SÃO PAULO | Era moleque e, como a maioria da galera da minha sala, esperava todo santo junho ou julho não só pelas férias. É que era época de Rockgol, e às 23h era hora de rir. A inteligência fora do comum de Paulo Bonfá e Marco Bianchi para narrar um campeonato de cantores renomados e anônimos era igual à perspicácia de colocar no mesmo patamar os renomados e os anônimos que lançavam seus primeiros clipes. Passou o tempo, e como, e quantos de todos nós até hoje não olham para Toni Garrido como a Chiliquenta ou guardam apelidos como Max Telefone de Contato, a Goleira de Handebol, a Musa Nissei Sansei, Rufus, Juninho Papito, Nhanha, e muitos outros, e Cléston. Clééééston. O cara que adotou o apelido como nome para a carreira.

A MTV era nosso reflexo na TV, o meio de comunicação mais moderno a que a gente tinha acesso até então. Era nossa língua, a música da rádio em imagens, a informação sobre os shows, os acústicos e os luaus, os programas especiais para estações do ano, o sexo falado na madrugada sobre uma cama redonda.

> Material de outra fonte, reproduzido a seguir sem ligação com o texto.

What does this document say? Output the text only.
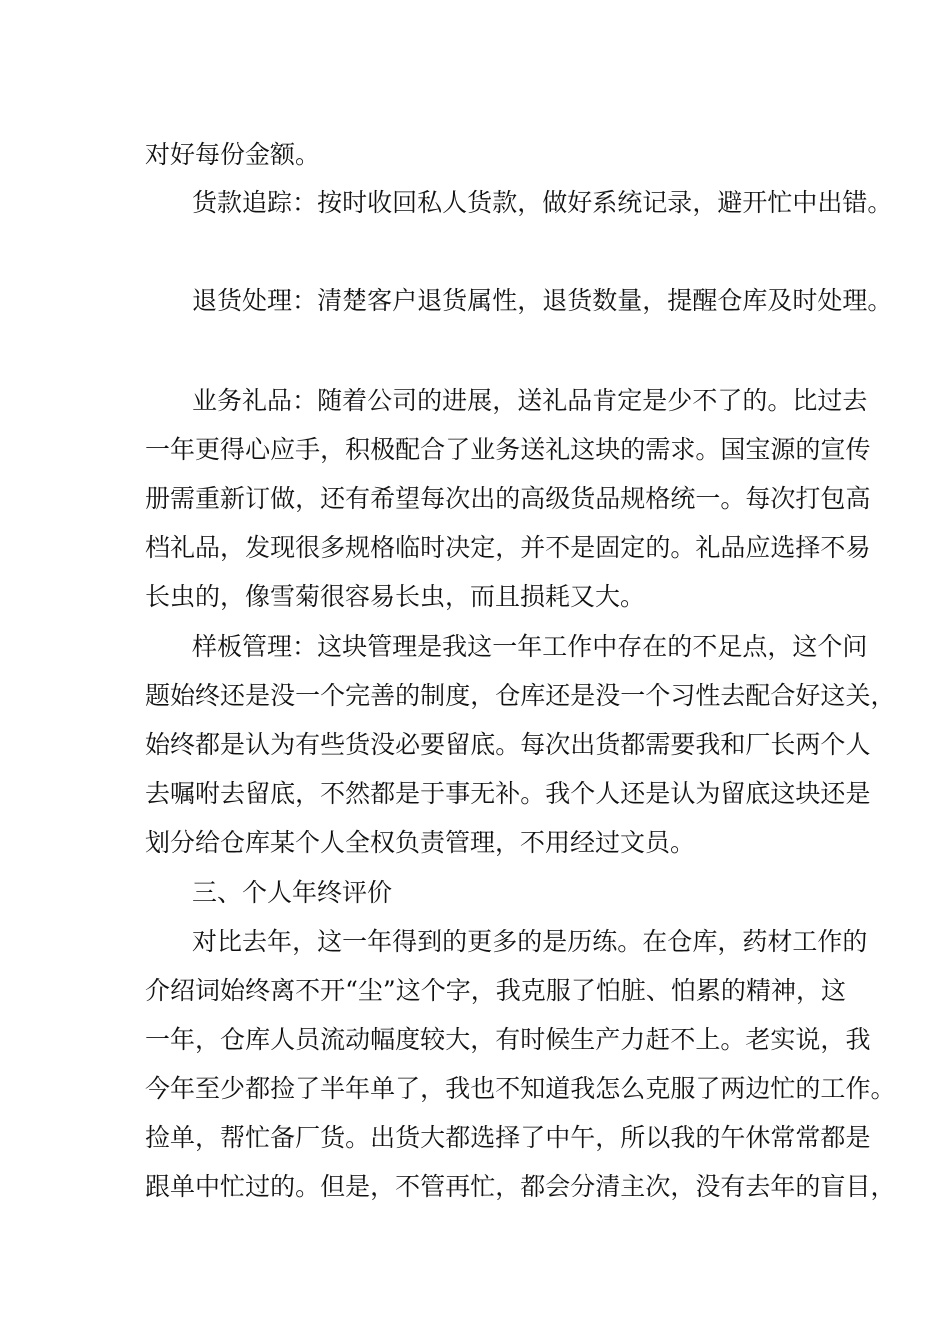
对好每份金额。
货 款 追 踪 ： 按 时 收 回 私 人 货 款 ， 做 好 系 统 记 录 ， 避 开 忙 中 出 错 。
退 货 处 理 ： 清 楚 客 户 退 货 属 性 ， 退 货 数 量 ， 提 醒 仓 库 及 时 处 理 。
业 务 礼 品 ： 随 着 公 司 的 进 展 ， 送 礼 品 肯 定 是 少 不 了 的 。 比 过 去
一 年 更 得 心 应 手 ， 积 极 配 合 了 业 务 送 礼 这 块 的 需 求 。 国 宝 源 的 宣 传
册 需 重 新 订 做 ， 还 有 希 望 每 次 出 的 高 级 货 品 规 格 统 一 。 每 次 打 包 高
档 礼 品 ， 发 现 很 多 规 格 临 时 决 定 ， 并 不 是 固 定 的 。 礼 品 应 选 择 不 易
长虫的，像雪菊很容易长虫，而且损耗又大。
样 板 管 理 ： 这 块 管 理 是 我 这 一 年 工 作 中 存 在 的 不 足 点 ， 这 个 问
题 始 终 还 是 没 一 个 完 善 的 制 度 ， 仓 库 还 是 没 一 个 习 性 去 配 合 好 这 关 ，
始 终 都 是 认 为 有 些 货 没 必 要 留 底 。 每 次 出 货 都 需 要 我 和 厂 长 两 个 人
去 嘱 咐 去 留 底 ， 不 然 都 是 于 事 无 补 。 我 个 人 还 是 认 为 留 底 这 块 还 是
划分给仓库某个人全权负责管理，不用经过文员。
三、个人年终评价
对 比 去 年 ， 这 一 年 得 到 的 更 多 的 是 历 练 。 在 仓 库 ， 药 材 工 作 的
介 绍 词 始 终 离 不 开 “ 尘 ” 这 个 字 ， 我 克 服 了 怕 脏 、 怕 累 的 精 神 ， 这
一 年 ， 仓 库 人 员 流 动 幅 度 较 大 ， 有 时 候 生 产 力 赶 不 上 。 老 实 说 ， 我
今 年 至 少 都 捡 了 半 年 单 了 ， 我 也 不 知 道 我 怎 么 克 服 了 两 边 忙 的 工 作 。
捡 单 ， 帮 忙 备 厂 货 。 出 货 大 都 选 择 了 中 午 ， 所 以 我 的 午 休 常 常 都 是
跟 单 中 忙 过 的 。 但 是 ， 不 管 再 忙 ， 都 会 分 清 主 次 ， 没 有 去 年 的 盲 目 ，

Era Astrid, Cuca, Gastão, Sabrina, Marina, Cazé, Massari, Chris Couto, Chris Nicklas, Soninha (aquela, sim) e Zeca na primeira leva, que se seguiu com louvor com Didi, Mion, Fernanda, Sarah, Cicarelli, Luiza, Penélope e Léo Madeira e outros.

A TV que era a semelhança do jovem pedia para desligar o aparelho em prol do livro e ousou num país atrasado mostrar um beijo entre iguais. Prima pobre, abusava do cromaqui e dos efeitos toscos para levar um programa simples ao ar, usava o mesmo cenário para várias atrações, importou a lista dos dez mais votados em um programa de uma hora e apresentou nomenclaturas e tendências. Era Teleguiado, Supernova, Disk, Mochilão, as propagandas/ calhaus feitas em desenho, e era de fudêncio, didiabólico, de chapar o coco, e se não pagavam sapo, ao menos beijavam, cool, Beavis, aquele primeiro garoto que dava enxaqueca.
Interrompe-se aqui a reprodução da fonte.